The turret on the left is a so-called belfry. This dates from the year 1369 and is therefore older than the town hall that was built against it later. The belfry has a height of 42.5 meters. Together with the other belfries, it is listed as a UNESCO World Heritage Site under registration 943-013. The tower symbolizes freedom and independence. Unfortunately, the Lierse belfry is not allowed to be climbed.
#6. Saint Gummarus Church
The Sint-Gummaruskerk is the largest church in Lier. If you come from outside the center, you will almost certainly be able to see the 83 meter high church tower at some point. The Saint Gummarus Church is a medieval church built in the Brabant Gothic style. It took them quite a few years to build that. Because the Saint Gummarus Church was built in phases, the total construction period is no less than 162 years. Construction began in 1378 and was completed in 1540. In the church you can see various sights, such as beautiful paintings and beautifully decorated altarpieces.
#7. Prison Gate
The first ramparts of Lier once had no fewer than five city gates. Only one of these remains: the Prison Gate. Today it is no longer on the outskirts of the city. Due to the growth of Lier, the Gevangenpoort, built in 1375, is now quite central in the center of the city. The name says everything about its function: the Gevangenpoort has served as a prison for several centuries. That was not immediately after construction. It was not until the sixteenth century that prisoners were locked up in this building.
#8. sluice house
The Spuihuis has been in Lier for more than five centuries. To be exact, Het Spui, as the locals often call it, was built in the year 1516. The purpose of the Spuihuis was to regulate the level of the inland waterways in Lier. A discharge sluice or floodgate sprays excess inland water and diverts the outside water. The building on the lock was initially used to house the lock keeper. If you want to see the Spuihuis, it is best to walk over the Vesten. These are the fortifications that surround the historic center of Lier. In the summer you can walk here pleasantly sheltered from the sun and therefore also from the heat.

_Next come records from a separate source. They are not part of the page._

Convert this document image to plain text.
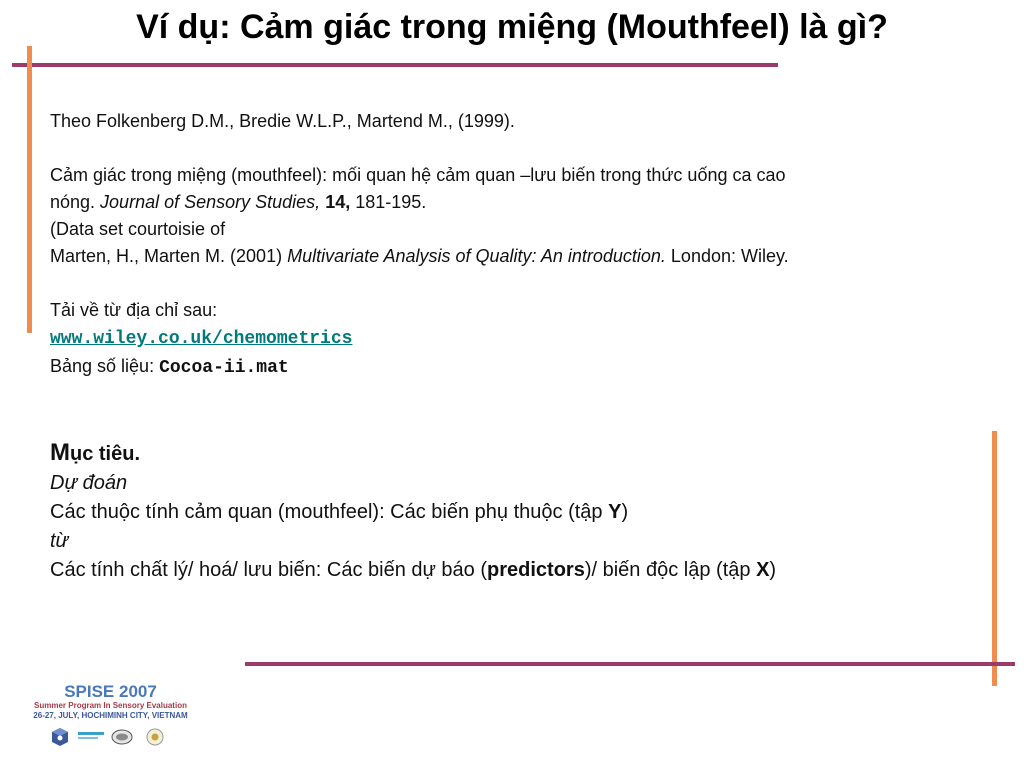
Ví dụ: Cảm giác trong miệng (Mouthfeel) là gì?

Theo Folkenberg D.M., Bredie W.L.P., Martend M., (1999).

Cảm giác trong miệng (mouthfeel): mối quan hệ cảm quan –lưu biến trong thức uống ca cao

nóng. Journal of Sensory Studies, 14, 181-195.

(Data set courtoisie of

Marten, H., Marten M. (2001) Multivariate Analysis of Quality: An introduction. London: Wiley.

Tải về từ địa chỉ sau:

www.wiley.co.uk/chemometrics

Bảng số liệu: Cocoa-ii.mat

Mục tiêu.

Dự đoán

Các thuộc tính cảm quan (mouthfeel): Các biến phụ thuộc (tập Y)

từ

Các tính chất lý/ hoá/ lưu biến: Các biến dự báo (predictors)/ biến độc lập (tập X)

SPISE 2007
Summer Program In Sensory Evaluation
26-27, JULY, HOCHIMINH CITY, VIETNAM
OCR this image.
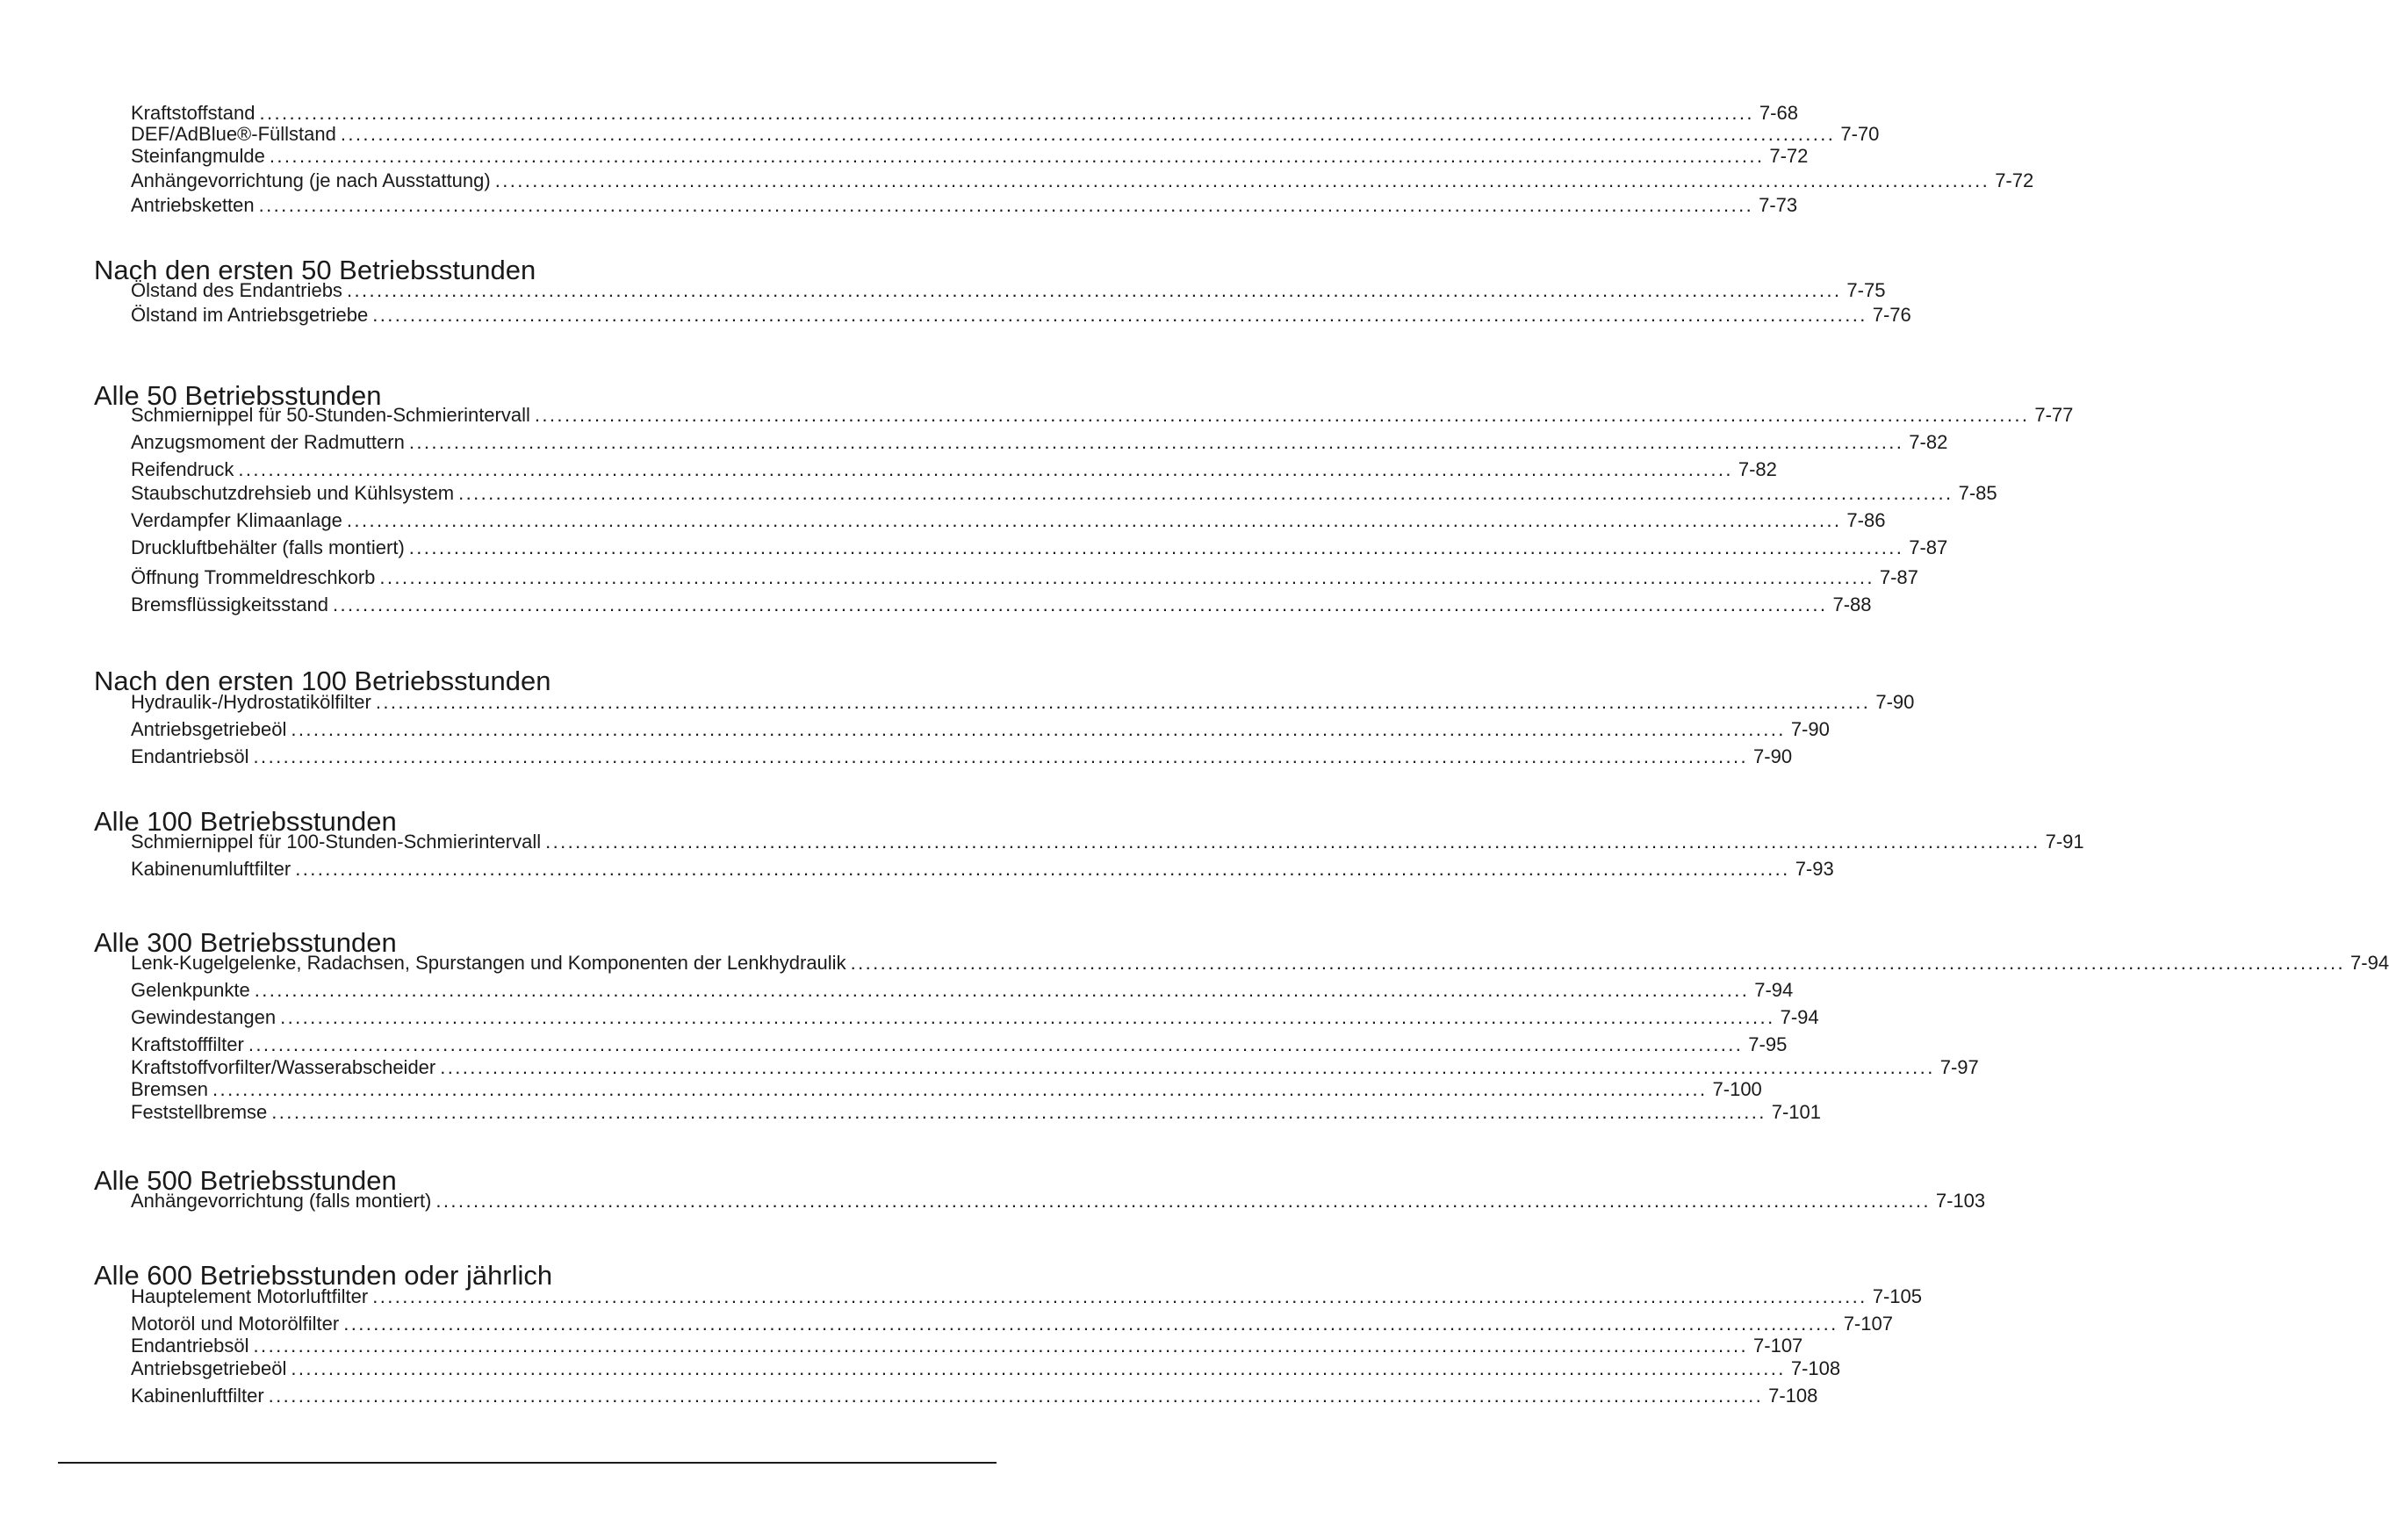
Kraftstoffstand ........................................................................................................................................................................................................ 7-68
DEF/AdBlue®-Füllstand ........................................................................................................................................................................................................ 7-70
Steinfangmulde ........................................................................................................................................................................................................ 7-72
Anhängevorrichtung (je nach Ausstattung) ........................................................................................................................................................................................................ 7-72
Antriebsketten ........................................................................................................................................................................................................ 7-73
Nach den ersten 50 Betriebsstunden
Ölstand des Endantriebs ........................................................................................................................................................................................................ 7-75
Ölstand im Antriebsgetriebe ........................................................................................................................................................................................................ 7-76
Alle 50 Betriebsstunden
Schmiernippel für 50-Stunden-Schmierintervall ........................................................................................................................................................................................................ 7-77
Anzugsmoment der Radmuttern ........................................................................................................................................................................................................ 7-82
Reifendruck ........................................................................................................................................................................................................ 7-82
Staubschutzdrehsieb und Kühlsystem ........................................................................................................................................................................................................ 7-85
Verdampfer Klimaanlage ........................................................................................................................................................................................................ 7-86
Druckluftbehälter (falls montiert) ........................................................................................................................................................................................................ 7-87
Öffnung Trommeldreschkorb ........................................................................................................................................................................................................ 7-87
Bremsflüssigkeitsstand ........................................................................................................................................................................................................ 7-88
Nach den ersten 100 Betriebsstunden
Hydraulik-/Hydrostatikölfilter ........................................................................................................................................................................................................ 7-90
Antriebsgetriebeöl ........................................................................................................................................................................................................ 7-90
Endantriebsöl ........................................................................................................................................................................................................ 7-90
Alle 100 Betriebsstunden
Schmiernippel für 100-Stunden-Schmierintervall ........................................................................................................................................................................................................ 7-91
Kabinenumluftfilter ........................................................................................................................................................................................................ 7-93
Alle 300 Betriebsstunden
Lenk-Kugelgelenke, Radachsen, Spurstangen und Komponenten der Lenkhydraulik ........................................................................................................................................................................................................ 7-94
Gelenkpunkte ........................................................................................................................................................................................................ 7-94
Gewindestangen ........................................................................................................................................................................................................ 7-94
Kraftstofffilter ........................................................................................................................................................................................................ 7-95
Kraftstoffvorfilter/Wasserabscheider ........................................................................................................................................................................................................ 7-97
Bremsen ........................................................................................................................................................................................................ 7-100
Feststellbremse ........................................................................................................................................................................................................ 7-101
Alle 500 Betriebsstunden
Anhängevorrichtung (falls montiert) ........................................................................................................................................................................................................ 7-103
Alle 600 Betriebsstunden oder jährlich
Hauptelement Motorluftfilter ........................................................................................................................................................................................................ 7-105
Motoröl und Motorölfilter ........................................................................................................................................................................................................ 7-107
Endantriebsöl ........................................................................................................................................................................................................ 7-107
Antriebsgetriebeöl ........................................................................................................................................................................................................ 7-108
Kabinenluftfilter ........................................................................................................................................................................................................ 7-108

#9. Saint Anna and Saint Joachim Almshouse
The Sint-Anna and Sint-Joachim Godshuis, located on the Begijnhofstraat, looks a lot like a beguinage. It just isn’t. The little houses built in a courtyard were not intended for beguines, but for the sick, the elderly and the needy. The Sint-Anna and Sint-Joachim Almshouse is one of the few Almshouses in Lier. At least it’s the oldest. It has been here since 1588. The entrance has been located at Begijnhofstraat 24 since 1613. You can enter the court free of charge, but you are asked for peace and respect for privacy. Visiting a cottage is only possible during the open days organized from time to time.
#10. Sheep Heads Monument
Lierenaars are also called sheep heads. According to the legend, this is due to the fact that in the fourteenth century Duke Jan II wanted to thank the inhabitants for their contribution in the fight against the Mechelen. They were allowed to choose between a university and a cattle market. It became the last. In those days, the staple right to livestock was a lot more lucrative than opening a university. That right went to the nearby city of Leuven in 1425. Based on that choice, the duke would have said something along the lines of “Oh, those sheep’s heads”.
Today, the sheep’s head is the nickname of the inhabitants of Lieren. Once meant to be mocking, now worn proudly. The Lier logo even shows a sheep’s head. In the Schapenkoppenstraat (how do you come up with it) there is a monument that refers to the legend. There is a sculpture group designed by the Lier artist Bertro, depicting a shepherd with his sheep.